I am planning on running a large number of queries on firebase which could grow to the order of a few hundred thousand to even millions. I've been using Promise.all()
to resolve most of my queries but as the requests grow Promise.all()
seems to just stop running at a random number.Ive looked into using Promise.map()
but Im not sure if the concurrency will solve the problem. Thank you for your help.
Below is a simplified example as you can see it appears to just time out without throwing any error:
var promises = [];
var i = 0;
for(var x = 0; x<1000000; x++){
const promise = new Promise((resolve, reject) => {
setTimeout(() => {
i += 1;
resolve(i);
}, 10);
});
promises.push(promise);
}
Promise.all(promises).then((value) => {
console.log(value)
}).catch((error) => {
console.log("Error making js node work:" + error);
})
When I need to do something like this, I usually divide the queries into batches. The batches run one-by-one, but the queries in each batch run in parallel. Here's what that might look like.

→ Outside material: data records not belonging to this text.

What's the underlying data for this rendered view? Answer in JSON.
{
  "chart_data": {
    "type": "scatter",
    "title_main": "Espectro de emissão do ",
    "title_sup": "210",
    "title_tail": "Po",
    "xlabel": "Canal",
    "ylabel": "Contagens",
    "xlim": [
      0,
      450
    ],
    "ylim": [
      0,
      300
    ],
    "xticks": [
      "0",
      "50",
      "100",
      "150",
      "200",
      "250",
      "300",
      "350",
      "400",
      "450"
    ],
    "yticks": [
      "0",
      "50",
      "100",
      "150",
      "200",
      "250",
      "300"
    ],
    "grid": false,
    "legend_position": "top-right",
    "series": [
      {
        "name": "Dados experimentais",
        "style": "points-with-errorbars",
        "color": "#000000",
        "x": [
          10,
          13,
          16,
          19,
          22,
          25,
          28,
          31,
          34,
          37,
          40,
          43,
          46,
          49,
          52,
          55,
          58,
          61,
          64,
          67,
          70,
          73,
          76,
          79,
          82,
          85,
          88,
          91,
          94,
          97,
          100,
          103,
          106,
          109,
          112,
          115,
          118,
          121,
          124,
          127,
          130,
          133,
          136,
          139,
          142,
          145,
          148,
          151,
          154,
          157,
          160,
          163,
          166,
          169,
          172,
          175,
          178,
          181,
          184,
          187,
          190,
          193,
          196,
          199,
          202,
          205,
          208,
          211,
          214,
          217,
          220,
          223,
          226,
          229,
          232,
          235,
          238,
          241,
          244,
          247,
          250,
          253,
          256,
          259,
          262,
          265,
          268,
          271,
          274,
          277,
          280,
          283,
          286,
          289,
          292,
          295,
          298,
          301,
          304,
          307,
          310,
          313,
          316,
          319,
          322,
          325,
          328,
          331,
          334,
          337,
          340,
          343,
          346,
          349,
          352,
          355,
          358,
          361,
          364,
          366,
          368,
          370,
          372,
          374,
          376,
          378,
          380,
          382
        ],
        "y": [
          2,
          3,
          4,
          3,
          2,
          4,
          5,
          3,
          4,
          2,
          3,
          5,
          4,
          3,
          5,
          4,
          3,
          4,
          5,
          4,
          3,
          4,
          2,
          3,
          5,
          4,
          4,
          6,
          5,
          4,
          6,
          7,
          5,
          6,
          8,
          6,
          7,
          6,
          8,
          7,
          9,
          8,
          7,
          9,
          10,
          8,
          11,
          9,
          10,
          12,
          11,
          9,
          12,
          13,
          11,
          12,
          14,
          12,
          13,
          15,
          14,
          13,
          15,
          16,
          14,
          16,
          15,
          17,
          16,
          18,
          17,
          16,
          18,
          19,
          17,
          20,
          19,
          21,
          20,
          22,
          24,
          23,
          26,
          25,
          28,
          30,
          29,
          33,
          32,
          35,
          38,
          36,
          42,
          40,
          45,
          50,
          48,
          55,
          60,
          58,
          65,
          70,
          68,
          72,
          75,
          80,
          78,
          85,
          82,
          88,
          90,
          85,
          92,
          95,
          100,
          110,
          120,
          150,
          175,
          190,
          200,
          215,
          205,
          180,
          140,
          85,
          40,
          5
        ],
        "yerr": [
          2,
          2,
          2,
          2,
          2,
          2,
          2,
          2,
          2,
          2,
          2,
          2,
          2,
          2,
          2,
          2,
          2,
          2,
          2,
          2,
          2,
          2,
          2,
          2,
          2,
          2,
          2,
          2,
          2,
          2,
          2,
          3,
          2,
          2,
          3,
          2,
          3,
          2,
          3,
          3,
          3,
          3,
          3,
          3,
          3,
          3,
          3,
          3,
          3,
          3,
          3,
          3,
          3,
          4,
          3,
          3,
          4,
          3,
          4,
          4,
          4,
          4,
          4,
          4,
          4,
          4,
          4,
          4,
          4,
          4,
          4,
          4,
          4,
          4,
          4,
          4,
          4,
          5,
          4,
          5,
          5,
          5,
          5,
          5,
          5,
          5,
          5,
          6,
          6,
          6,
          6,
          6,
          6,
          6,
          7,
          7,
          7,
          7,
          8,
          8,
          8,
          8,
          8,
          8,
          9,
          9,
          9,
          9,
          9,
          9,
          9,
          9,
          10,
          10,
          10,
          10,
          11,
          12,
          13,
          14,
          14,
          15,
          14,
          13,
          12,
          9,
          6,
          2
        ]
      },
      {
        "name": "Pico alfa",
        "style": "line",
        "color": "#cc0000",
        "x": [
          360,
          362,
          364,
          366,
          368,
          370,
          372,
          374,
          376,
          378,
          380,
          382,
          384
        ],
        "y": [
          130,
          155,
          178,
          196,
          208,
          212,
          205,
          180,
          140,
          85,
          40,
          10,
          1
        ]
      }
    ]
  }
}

const _ = require('lodash');
async function runAllQueries(queries) {
const batches = _.chunk(queries, BATCH_SIZE);
const results = [];
while (batches.length) {
const batch = batches.shift();
const result = await Promises.all(batch.map(runQuery));
results.push(result)
}
return _.flatten(results);
}
What you see here is similar to a map-reduce. That said, if you're running a large number of queries in a single node (e.g., a single process or virtual machine), you might consider distributing the queries across multiple nodes. If the number of queries is very large and the order in which the queries are processed is not important, this is probably a no-brainer. You should also be sure that the downstream system (i.e., the one you're querying) can handle the load you throw at it.